I shall make one other point about legalisation. We have had no success in keeping cigarettes or alcohol out of the hands of children. If there is an indictment against the cigarette industry in this country, it is that they probably do more damage to America’s children than anyone else. They are murderers’ row for our children in this country, and it is a disgrace. We have three million children in this country who smoke under age, and we have millions of underage children who drink. I do not see any reason for greater success with drugs if they became legal.
On needle exchanges, I think we do not know yet how well they work. Some people say they work, some people say they don’t. In the context of HIV, we ought to be looking at exchanges and systematically analysing, but I think the jury is out.
STEPHEN I RENNARD: Addiction as a whole seems to be increasing as a problem for America. While our goals have not been met with smoking, there certainly has been some success in reducing the number of smokers. Can you explain the apparent decrease in smoking prevalence while there is an increase in other kinds of addictive behaviour?
JOSEPH A CALIFANO: Let me make something clear. We have had remarkable success in this country in reducing the use of experimental drugs, and it is by experimentation that you ultimately become hooked. Nobody who snorts their first cocaine or smokes their first joint thinks they are going to get hooked.

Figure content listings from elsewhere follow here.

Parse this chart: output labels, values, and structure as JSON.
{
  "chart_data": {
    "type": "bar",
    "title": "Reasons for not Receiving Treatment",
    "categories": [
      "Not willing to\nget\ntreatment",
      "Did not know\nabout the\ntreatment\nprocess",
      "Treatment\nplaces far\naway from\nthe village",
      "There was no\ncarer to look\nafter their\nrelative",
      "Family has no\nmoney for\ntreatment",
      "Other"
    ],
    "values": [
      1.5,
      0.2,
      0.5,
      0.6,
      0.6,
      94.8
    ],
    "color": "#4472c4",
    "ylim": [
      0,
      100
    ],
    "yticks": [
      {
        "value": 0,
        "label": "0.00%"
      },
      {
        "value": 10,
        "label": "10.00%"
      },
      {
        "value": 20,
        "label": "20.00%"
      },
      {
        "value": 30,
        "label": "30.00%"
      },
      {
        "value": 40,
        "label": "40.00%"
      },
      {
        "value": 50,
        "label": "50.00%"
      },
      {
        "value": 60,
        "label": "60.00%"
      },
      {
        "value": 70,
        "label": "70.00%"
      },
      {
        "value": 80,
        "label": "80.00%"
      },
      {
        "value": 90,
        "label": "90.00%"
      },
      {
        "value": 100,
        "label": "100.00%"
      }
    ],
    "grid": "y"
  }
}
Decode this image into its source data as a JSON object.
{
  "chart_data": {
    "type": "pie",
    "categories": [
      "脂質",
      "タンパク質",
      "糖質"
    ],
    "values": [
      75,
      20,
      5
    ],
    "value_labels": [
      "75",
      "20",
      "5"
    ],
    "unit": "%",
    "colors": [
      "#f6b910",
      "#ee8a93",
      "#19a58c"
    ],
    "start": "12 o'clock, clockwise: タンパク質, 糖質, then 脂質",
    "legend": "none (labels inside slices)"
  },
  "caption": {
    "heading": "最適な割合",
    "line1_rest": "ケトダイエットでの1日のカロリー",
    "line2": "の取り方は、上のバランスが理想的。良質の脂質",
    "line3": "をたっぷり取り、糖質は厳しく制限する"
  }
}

We have had a 50 % reduction in drug use in this country. On the “Nightline” programme recently, Ted Koppel pointed out the sharp reductions in cocaine use among the general population and in marijuana use among young people. There has been a small increase in the last year or two, but I think this is because the consistent messages of recent years have become mixed, partly by the Surgeon General, partly by the revival of pot as a big part of our popular music and in the movies. We have had some increase in smoking as well, I think partly because there is so much smoking in movies and because of the contemporary culture among our young people.
The two things I wish I had known in my years at HEW in the way that I know them now are first the relation between weight and quitting smoking as far as young women are concerned, and what a tremendous motivation that was to keep women smoking; and second, I did not really appreciate how critical those years from 10 to 20 were for every aspect of what the government does in terms of research and prevention. If we get people through those teenage years without smoking or without using drugs, they are home and dry.